8. A 35.0 g bullet strikes a 5.0 kg stationary piece of lumber and embeds itself in the wood. The piece of lumber and bullet fly off together at \( 8.6 \mathrm{~m} / \mathrm{s} \). What was the original speed of the bullet?

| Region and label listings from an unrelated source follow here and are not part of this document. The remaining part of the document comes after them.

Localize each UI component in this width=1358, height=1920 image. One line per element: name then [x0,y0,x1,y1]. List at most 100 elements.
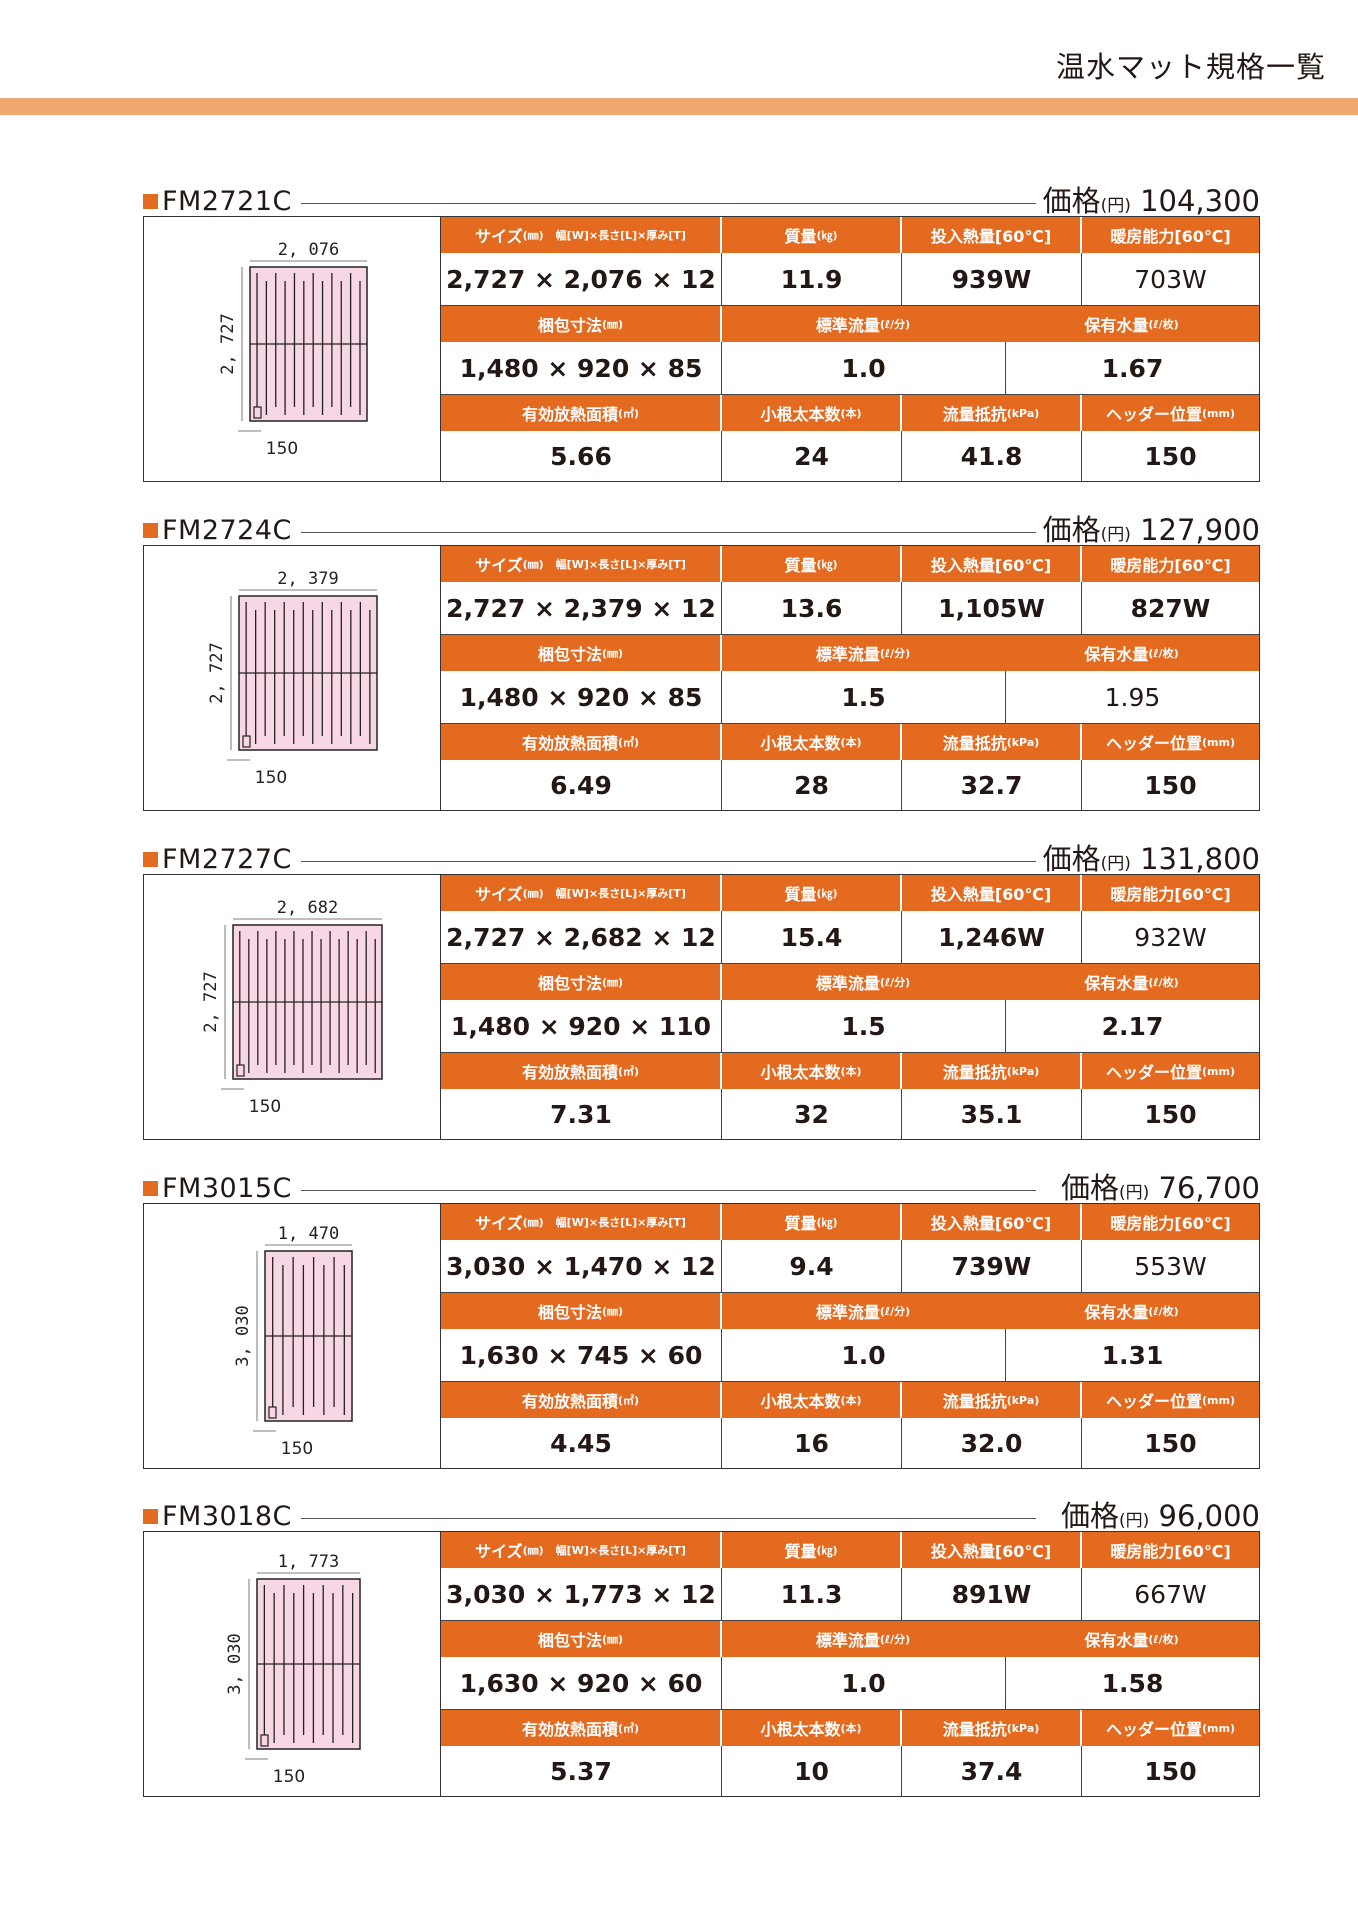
water-value: 2.17 [1005,1000,1259,1053]
header-cell-area: 有効放熱面積 (㎡) [441,1382,722,1418]
divider-line [301,203,1036,204]
price-unit: (円) [1100,196,1131,216]
header-cell-header: ヘッダー位置 (mm) [1082,1053,1259,1089]
mat-diagram: 1, 773 3, 030 150 [144,1532,441,1796]
header-unit: (㎜) [522,887,544,900]
pipes-value: 24 [722,431,902,481]
divider-line [301,861,1036,862]
pipes-value: 32 [722,1089,902,1139]
header-label: 保有水量 [1084,1303,1149,1322]
header-cell-flow: 標準流量 (ℓ/分) [722,306,1006,342]
price-unit: (円) [1119,1511,1150,1531]
header-unit: (ℓ/分) [879,1305,911,1318]
header-cell-size: サイズ (㎜) 幅[W]×長さ[L]×厚み[T] [441,875,722,911]
header-label: 梱包寸法 [537,1303,602,1322]
mat-diagram: 2, 379 2, 727 150 [144,546,441,810]
flow-value: 1.0 [722,1657,1006,1710]
header-label: 小根太本数 [760,734,841,753]
header-unit: (本) [840,407,862,420]
size-value: 2,727 × 2,682 × 12 [441,911,722,964]
mass-value: 11.3 [722,1568,902,1621]
package-value: 1,480 × 920 × 110 [441,1000,722,1053]
header-cell-heating_capacity: 暖房能力[60℃] [1082,875,1259,911]
model-title: FM3018C [143,1501,292,1532]
price: 価格(円) 131,800 [1043,836,1260,878]
header-label: 小根太本数 [760,1392,841,1411]
pipes-value: 28 [722,760,902,810]
header-cell-size: サイズ (㎜) 幅[W]×長さ[L]×厚み[T] [441,217,722,253]
header-position-value: 150 [1144,1756,1197,1786]
header-dims: 幅[W]×長さ[L]×厚み[T] [555,1544,686,1557]
heating-capacity-value: 827W [1082,582,1259,635]
price: 価格(円) 104,300 [1043,178,1260,220]
header-cell-package: 梱包寸法 (㎜) [441,964,722,1000]
header-cell-pipes: 小根太本数 (本) [722,395,902,431]
mat-diagram: 2, 076 2, 727 150 [144,217,441,481]
header-label: 投入熱量[60℃] [930,556,1052,575]
header-label: 投入熱量[60℃] [930,227,1052,246]
header-cell-resistance: 流量抵抗 (kPa) [902,1382,1082,1418]
header-cell-mass: 質量 (㎏) [722,217,902,253]
price-unit: (円) [1100,854,1131,874]
header-cell-water: 保有水量 (ℓ/枚) [1004,964,1259,1000]
model-name: FM2724C [162,515,292,546]
square-bullet-icon [143,194,158,209]
header-cell-heating_capacity: 暖房能力[60℃] [1082,546,1259,582]
header-label: サイズ [475,885,523,904]
header-cell-pipes: 小根太本数 (本) [722,1382,902,1418]
resistance-value: 35.1 [902,1089,1082,1139]
size-value: 3,030 × 1,470 × 12 [441,1240,722,1293]
package-value: 1,630 × 745 × 60 [441,1329,722,1382]
product-header: FM2724C 価格(円) 127,900 [143,507,1260,547]
header-marker [242,735,251,748]
header-label: 暖房能力[60℃] [1110,1542,1231,1561]
header-unit: (㎜) [601,976,624,989]
header-label: 小根太本数 [760,1063,841,1082]
header-cell-pipes: 小根太本数 (本) [722,1053,902,1089]
price-value: 104,300 [1130,184,1260,218]
header-unit: (kPa) [1006,406,1040,420]
square-bullet-icon [143,1181,158,1196]
header-cell-mass: 質量 (㎏) [722,546,902,582]
header-position-value: 150 [1144,1428,1197,1458]
header-unit: (㎏) [816,1544,838,1557]
model-name: FM2727C [162,844,292,875]
price-value: 127,900 [1130,513,1260,547]
header-dims: 幅[W]×長さ[L]×厚み[T] [555,558,686,571]
product-section: FM3015C 価格(円) 76,700 1, 470 3, 030 150 サイズ (㎜)… [143,1165,1260,1469]
header-unit: (ℓ/枚) [1148,1305,1179,1318]
header-cell-size: サイズ (㎜) 幅[W]×長さ[L]×厚み[T] [441,1204,722,1240]
header-unit: (㎜) [601,1633,624,1646]
spec-box: 1, 470 3, 030 150 サイズ (㎜) 幅[W]×長さ[L]×厚み[T] 質量(… [143,1203,1260,1469]
header-offset-label: 150 [255,768,287,788]
heating-capacity-value: 932W [1082,911,1259,964]
header-cell-flow: 標準流量 (ℓ/分) [722,964,1006,1000]
heating-capacity-value: 667W [1082,1568,1259,1621]
header-unit: (㎜) [601,318,624,331]
heat-input-value: 739W [902,1240,1082,1293]
resistance-value: 37.4 [902,1746,1082,1796]
header-label: 暖房能力[60℃] [1110,1214,1231,1233]
price-label: 価格 [1042,184,1101,218]
model-title: FM2721C [143,186,292,217]
header-cell-area: 有効放熱面積 (㎡) [441,395,722,431]
header-unit: (mm) [1202,1393,1235,1407]
mat-drawing: 1, 470 3, 030 150 [233,1224,353,1459]
product-section: FM2721C 価格(円) 104,300 2, 076 2, 727 150 サイズ (㎜… [143,178,1260,482]
flow-value: 1.5 [722,1000,1006,1053]
header-label: 流量抵抗 [942,405,1007,424]
header-cell-water: 保有水量 (ℓ/枚) [1004,1293,1259,1329]
product-header: FM2727C 価格(円) 131,800 [143,836,1260,876]
header-cell-area: 有効放熱面積 (㎡) [441,724,722,760]
header-cell-header: ヘッダー位置 (mm) [1082,1710,1259,1746]
header-label: 保有水量 [1084,1631,1149,1650]
mass-value: 11.9 [722,253,902,306]
length-label: 3, 030 [225,1633,245,1694]
length-label: 3, 030 [233,1305,253,1366]
header-offset-label: 150 [249,1097,281,1117]
area-value: 7.31 [441,1089,722,1139]
header-unit: (㎏) [816,887,838,900]
header-unit: (ℓ/分) [879,647,911,660]
resistance-value: 32.7 [902,760,1082,810]
header-label: 標準流量 [815,1303,880,1322]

Let the mass of the bullet be \( m_b = 0.035 \, \text{kg} \) and the mass of the wood be \( m_w = 5.0 \, \text{kg} \). The bullet embeds into the wood, so by the conservation of momentum the initial momentum of the bullet is equal to the combined momentum of the bullet and wood after the collision. The momentum conservation equation is \[ m_b v_b = (m_b + m_w)v_f, \] where \( v_f = 8.6 \, \text{m/s} \) is the final velocity and \( v_b \) is the original speed of the bullet. Solving for \( v_b \): \[ v_b = \frac{(m_b + m_w)v_f}{m_b}. \] Substitute the given values: \[ v_b = \frac{(0.035 \, \text{kg} + 5.0 \, \text{kg}) \times 8.6 \, \text{m/s}}{0.035 \, \text{kg}}. \] First, calculate the total mass: \[ m_b + m_w = 0.035 \, \text{kg} + 5.0 \, \text{kg} = 5.035 \, \text{kg}. \] Then the bullet speed is: \[ v_b = \frac{5.035 \, \text{kg} \times 8.6 \, \text{m/s}}{0.035 \, \text{kg}}. \] Calculate the numerator: \[ 5.035 \times 8.6 \approx 43.301 \, \text{kg} \cdot \text{m/s}. \] Now, divide by \(0.035 \, \text{kg}\): \[ v_b \approx \frac{43.301}{0.035} \approx 1237.17 \, \text{m/s}. \] Thus, the original speed of the bullet was approximately \( 1.24 \times 10^3 \, \text{m/s} \).